The city persuaded Racine County Circuit Judge Eugene Gasiorkiewicz to seal the entire matter, so it did not appear on the state’s online court records index, before he dismissed Weidner’s petition and refused to accept her amended petition a few months later.
In 2018, while the case was before the Court of Appeals — but still secret — the Milwaukee Journal Sentinel reported on the existence of the case. At the city’s request, Gasiorkiewicz found her in contempt.
After the case was exposed, the Wisconsin Freedom of Information Council and news media groups sued to have it opened.
In 2020, the Court of Appeals ruled the case should not have been completely erased from the public record, nor should it have been dismissed, and sent it back earlier this year.
It wounded up with Kenosha Circuit Judge Chad Kerkman, who dismissed it without a written order, denied attorney fees to Weidner, and allowed some new pleadings to be filed under seal.

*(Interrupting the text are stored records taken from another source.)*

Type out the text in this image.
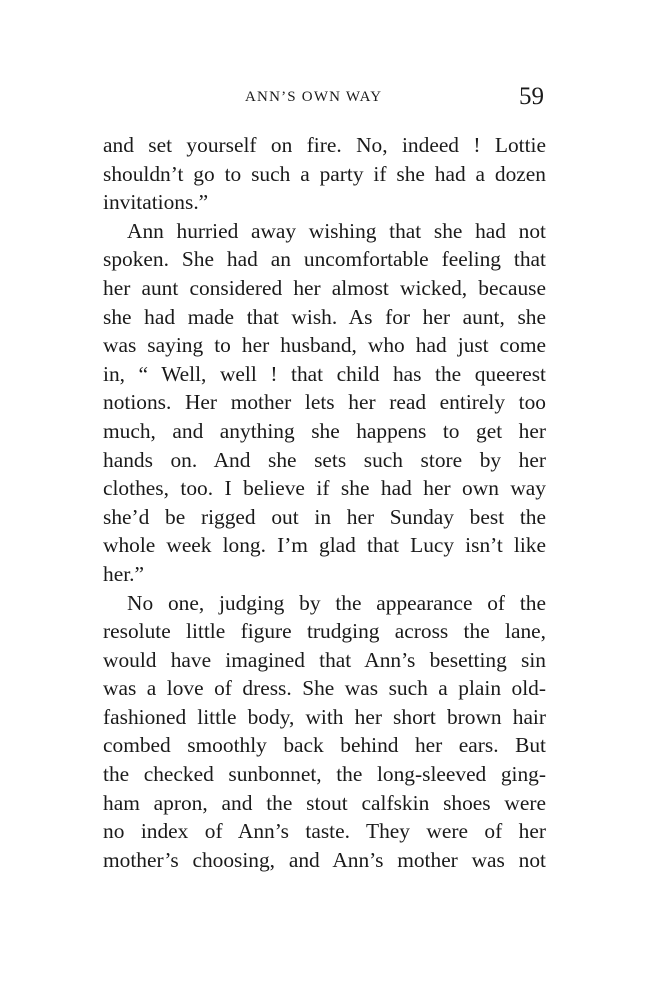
ANN’S OWN WAY	59
and set yourself on fire. No, indeed ! Lottie
shouldn’t go to such a party if she had a dozen
invitations.”
Ann hurried away wishing that she had not
spoken. She had an uncomfortable feeling that
her aunt considered her almost wicked, because
she had made that wish. As for her aunt, she
was saying to her husband, who had just come
in, “ Well, well ! that child has the queerest
notions. Her mother lets her read entirely too
much, and anything she happens to get her
hands on. And she sets such store by her
clothes, too. I believe if she had her own way
she’d be rigged out in her Sunday best the
whole week long. I’m glad that Lucy isn’t like
her.”
No one, judging by the appearance of the
resolute little figure trudging across the lane,
would have imagined that Ann’s besetting sin
was a love of dress. She was such a plain old-
fashioned little body, with her short brown hair
combed smoothly back behind her ears. But
the checked sunbonnet, the long-sleeved ging-
ham apron, and the stout calfskin shoes were
no index of Ann’s taste. They were of her
mother’s choosing, and Ann’s mother was not
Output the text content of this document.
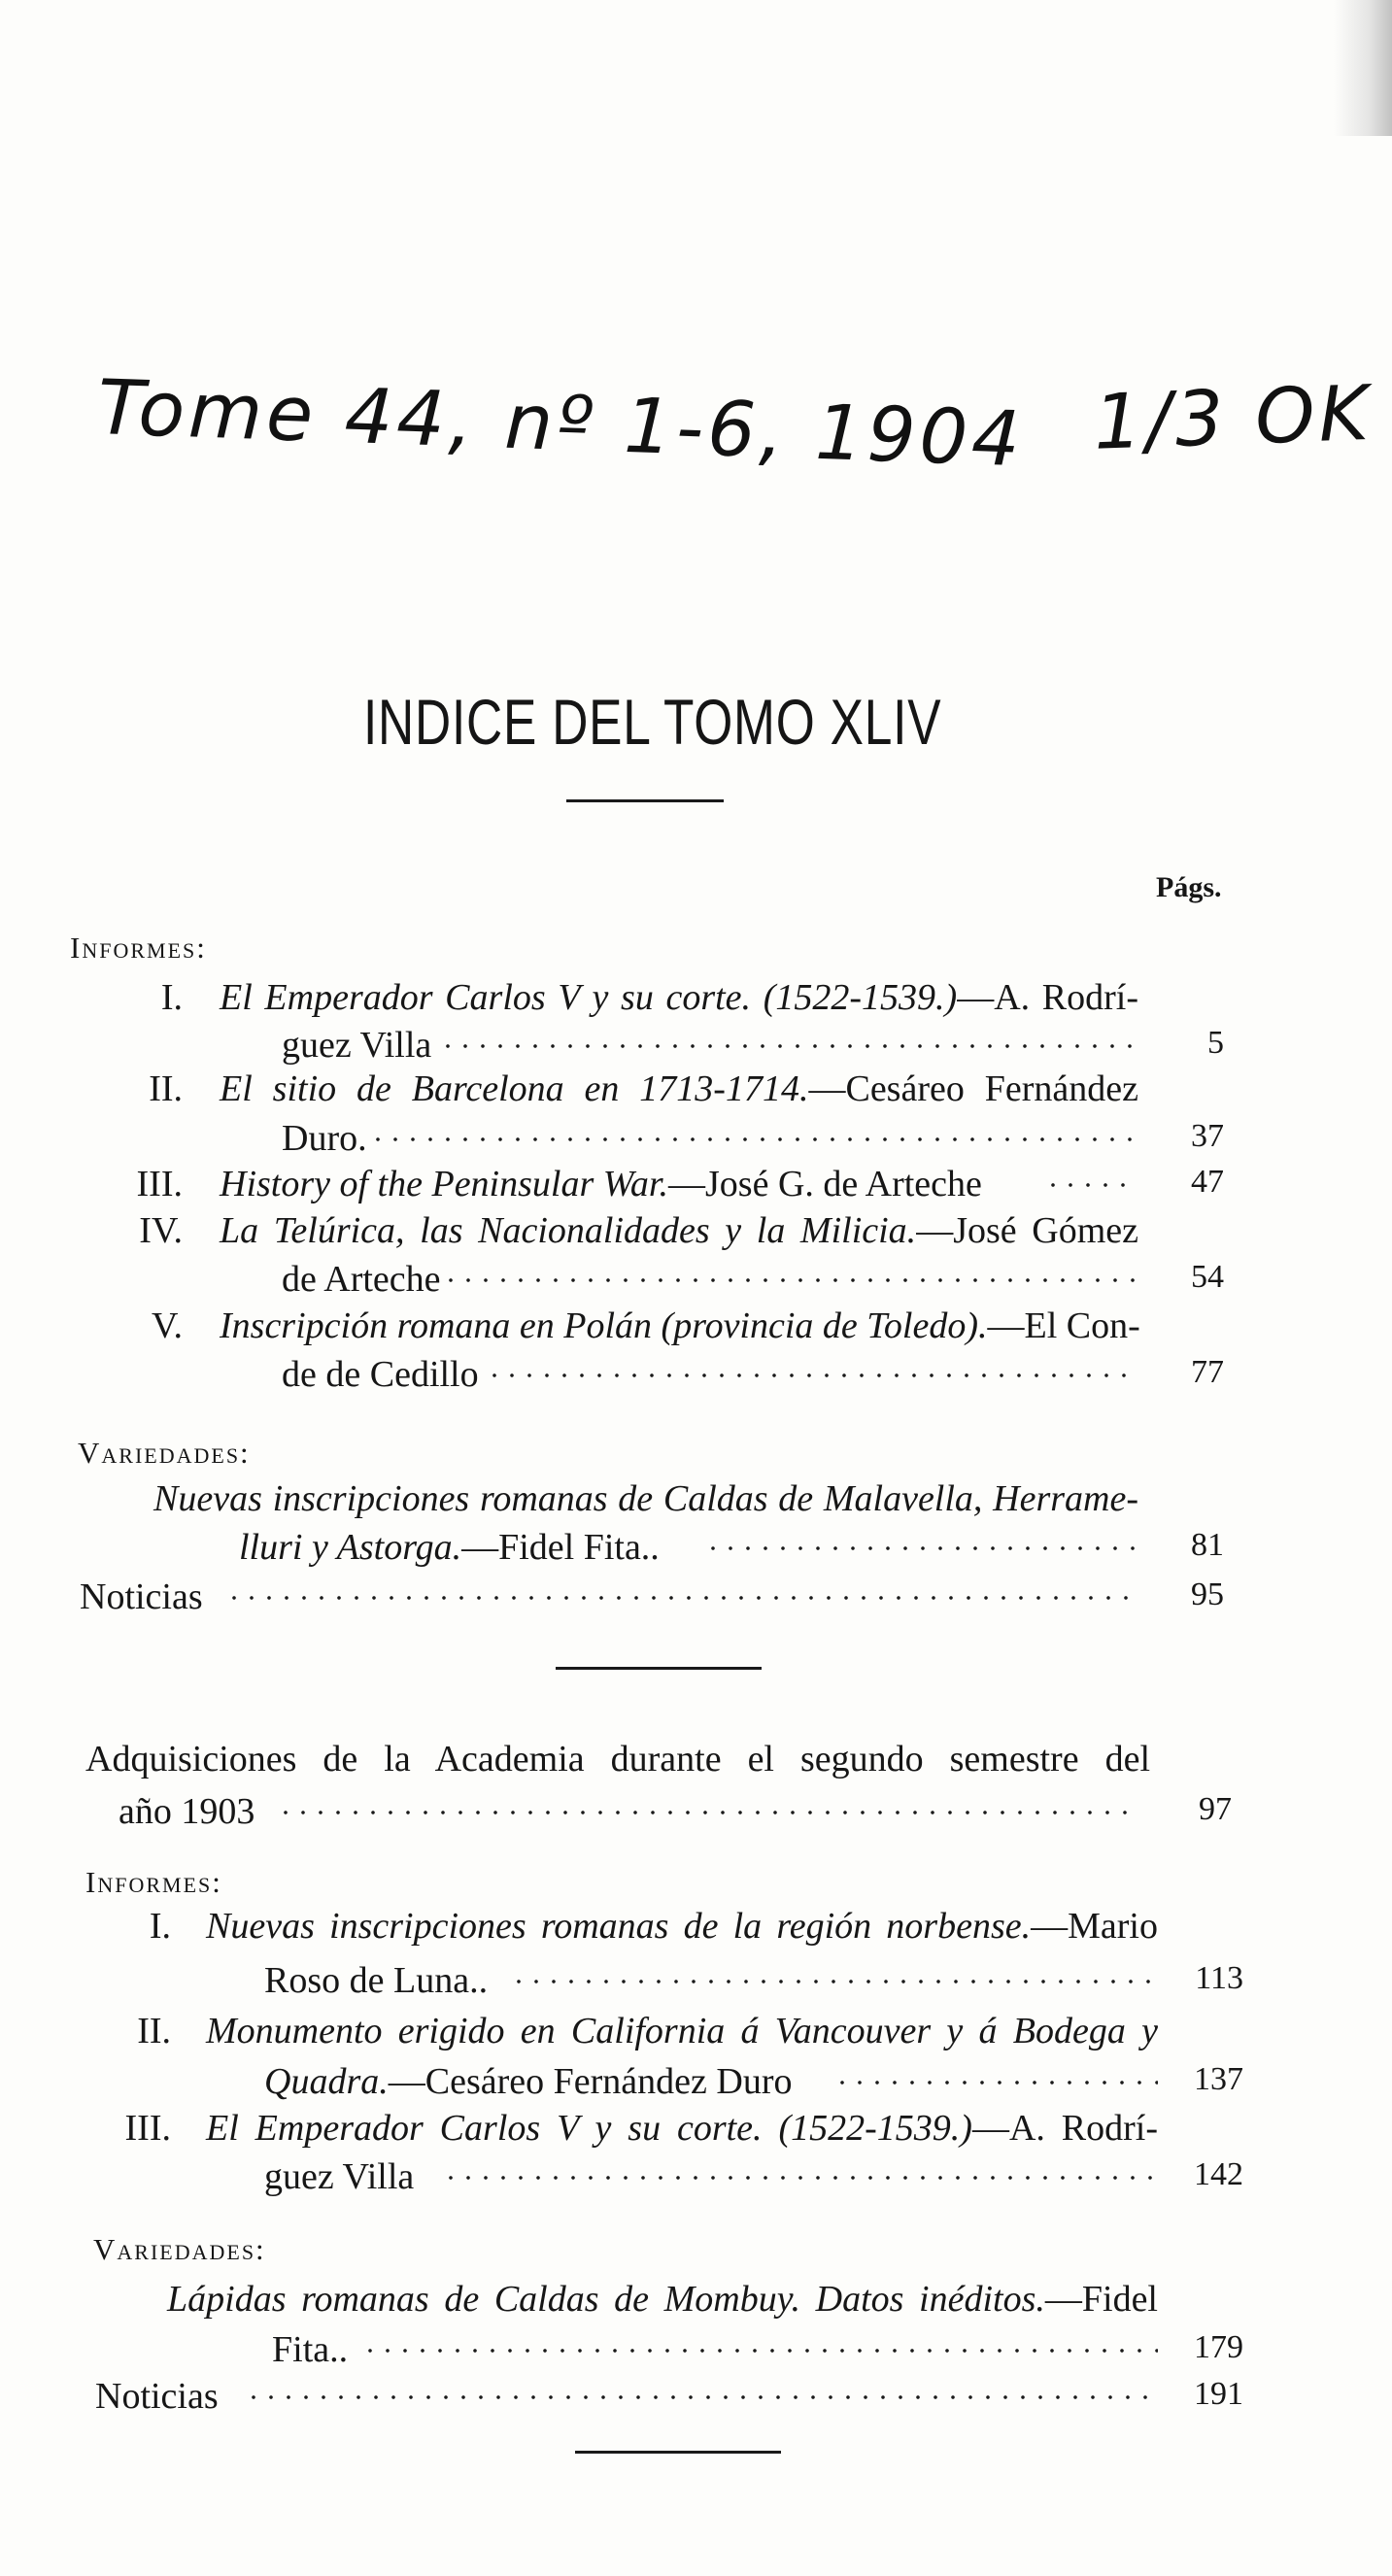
Tome 44, nº 1-6, 1904 1/3 OK
INDICE DEL TOMO XLIV
Págs.
Informes:
I. El Emperador Carlos V y su corte. (1522-1539.)—A. Rodrí-
guez Villa	5
II. El sitio de Barcelona en 1713-1714.—Cesáreo Fernández
Duro.	37
III. History of the Peninsular War.—José G. de Arteche	47
IV. La Telúrica, las Nacionalidades y la Milicia.—José Gómez
de Arteche	54
V. Inscripción romana en Polán (provincia de Toledo).—El Con-
de de Cedillo	77
Variedades:
Nuevas inscripciones romanas de Caldas de Malavella, Herrame-
lluri y Astorga.—Fidel Fita..	81
Noticias	95
Adquisiciones de la Academia durante el segundo semestre del
año 1903	97
Informes:
I. Nuevas inscripciones romanas de la región norbense.—Mario
Roso de Luna..	113
II. Monumento erigido en California á Vancouver y á Bodega y
Quadra.—Cesáreo Fernández Duro	137
III. El Emperador Carlos V y su corte. (1522-1539.)—A. Rodrí-
guez Villa	142
Variedades:
Lápidas romanas de Caldas de Mombuy. Datos inéditos.—Fidel
Fita..	179
Noticias	191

In Thursday’s ruling, the Court of Appeals said attorney-client privilege should always be construed narrowly, and even more so when government relationships are involved.
“The privilege applies only to confidential communications from the client to the lawyer; it does not protect communications from the lawyer to the client unless disclosure of the lawyer-to-client communications would directly or indirectly reveal the substance of the client’s confidential communications to the lawyer,” the opinion reads.
Even if the PowerPoint was privilege, the court found the city waived the privilege when Letteney voluntarily presented it to meeting of council members, that included Weidner.
The city also argued a copy of the presentation differed from showing it to council members. The court noted, “The City provides no case law ratifying the view that once attorney-client privilege is waived as to a particular document regarding a particular viewer, the City can then reclaim the privilege when the viewer asks for a copy of the same document . Wisconsin law provides the opposite.”